When I first looked at this comic, I gave it a pass. Maybe I
was just feeling lazy. Maybe I legitimately thought it was funny after a long
week. Maybe I thought xkcd-sucks, back from the dead, would take care of it. Either
way, I gave it a pass.
Then I read #1337.
Disregarding how it’s weird he didn’t make a leet-speak
joke, read it again. That was brilliant. The art was good where it needed to
be, even if it did skimp where it didn’t, the pacing and format were pleasing,
the punchline didn’t require prior knowledge, and it doesn’t make you go “wait…”
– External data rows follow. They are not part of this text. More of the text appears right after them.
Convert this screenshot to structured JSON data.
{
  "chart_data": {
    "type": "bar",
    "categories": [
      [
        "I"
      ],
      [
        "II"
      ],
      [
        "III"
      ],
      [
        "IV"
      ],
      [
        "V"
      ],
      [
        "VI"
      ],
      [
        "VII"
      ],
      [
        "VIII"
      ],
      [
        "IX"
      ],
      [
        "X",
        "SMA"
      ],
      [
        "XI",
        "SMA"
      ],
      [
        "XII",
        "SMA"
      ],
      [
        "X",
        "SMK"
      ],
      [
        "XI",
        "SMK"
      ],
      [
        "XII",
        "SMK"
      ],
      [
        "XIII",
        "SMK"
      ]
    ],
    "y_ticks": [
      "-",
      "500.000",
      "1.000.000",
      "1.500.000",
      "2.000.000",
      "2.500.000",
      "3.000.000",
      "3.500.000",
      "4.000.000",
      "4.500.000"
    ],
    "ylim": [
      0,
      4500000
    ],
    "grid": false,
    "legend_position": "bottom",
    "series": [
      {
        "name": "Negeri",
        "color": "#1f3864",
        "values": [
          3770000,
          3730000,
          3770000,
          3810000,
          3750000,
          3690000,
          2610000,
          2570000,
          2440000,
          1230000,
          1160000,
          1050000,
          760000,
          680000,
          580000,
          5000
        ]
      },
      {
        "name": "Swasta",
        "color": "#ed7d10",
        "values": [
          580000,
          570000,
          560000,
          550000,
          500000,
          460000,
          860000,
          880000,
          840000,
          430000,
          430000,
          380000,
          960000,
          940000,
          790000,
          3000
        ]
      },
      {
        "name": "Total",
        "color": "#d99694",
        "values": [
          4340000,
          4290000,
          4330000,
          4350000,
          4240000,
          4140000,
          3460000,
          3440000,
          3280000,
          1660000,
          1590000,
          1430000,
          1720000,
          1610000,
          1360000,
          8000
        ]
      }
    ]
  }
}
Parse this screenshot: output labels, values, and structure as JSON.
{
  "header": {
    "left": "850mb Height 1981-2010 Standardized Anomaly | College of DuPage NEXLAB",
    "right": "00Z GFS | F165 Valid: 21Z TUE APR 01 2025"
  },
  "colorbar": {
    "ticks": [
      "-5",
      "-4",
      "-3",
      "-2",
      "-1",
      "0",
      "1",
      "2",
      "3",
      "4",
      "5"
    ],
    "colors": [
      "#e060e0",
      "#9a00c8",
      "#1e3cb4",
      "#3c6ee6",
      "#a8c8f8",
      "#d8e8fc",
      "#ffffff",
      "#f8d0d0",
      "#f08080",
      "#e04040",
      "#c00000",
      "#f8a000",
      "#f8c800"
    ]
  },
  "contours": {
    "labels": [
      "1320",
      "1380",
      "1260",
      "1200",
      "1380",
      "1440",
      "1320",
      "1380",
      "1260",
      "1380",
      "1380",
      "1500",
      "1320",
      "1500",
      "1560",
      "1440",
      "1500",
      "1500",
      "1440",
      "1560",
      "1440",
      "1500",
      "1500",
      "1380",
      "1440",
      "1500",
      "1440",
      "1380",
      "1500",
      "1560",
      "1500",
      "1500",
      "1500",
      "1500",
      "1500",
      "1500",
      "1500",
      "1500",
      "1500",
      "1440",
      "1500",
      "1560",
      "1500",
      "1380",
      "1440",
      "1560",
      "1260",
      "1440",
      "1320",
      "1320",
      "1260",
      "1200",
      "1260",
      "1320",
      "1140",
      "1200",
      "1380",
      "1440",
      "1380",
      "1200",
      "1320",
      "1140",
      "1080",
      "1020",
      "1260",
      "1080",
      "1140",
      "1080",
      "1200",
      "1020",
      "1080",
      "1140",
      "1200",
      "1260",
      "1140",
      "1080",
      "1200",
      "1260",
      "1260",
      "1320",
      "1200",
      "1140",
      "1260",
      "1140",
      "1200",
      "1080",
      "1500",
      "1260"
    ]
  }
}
after thinking about it. Even the alt-text is short and sweet, instead of the
paragraph we’ve come to expect. #1337 deserves to be praised, even if only for
being the best xkcd in goddamn months.
However.
Look back at the comic that disgraces the top of this
review, the one this review is actually about.
The only good thing I’m going to say about it is that the trees are
drawn well, but that just highlights the horrifically rendered robots.
The most obvious problem to this strip to me is the pacing.
Bait-and-switches like this require little-to-no transition between the two.
Keep the first and last panels, ditch the middle two. Secondly, what panel four
is supposed to show is an example of metamorphosis (a.k.a.: something I learned
about in preschool). Transformation, in nature, is something a bit different;
replace the final panel with either a joke about that type of transformation or
one about electrical transformers and the joke would be so much better.
This comic is, in a way, the easiest kind to write about:
The kind where you make one or two simple changes to the joke and it’s
perfectly fine (ex: “Tap That Ass”). In another way, it’s annoying, because
once I’ve pointed out the two glaringly obvious flaws, there’s nothing else to
say.
Anyway, don’t worry, John Levi, I’ve got this one.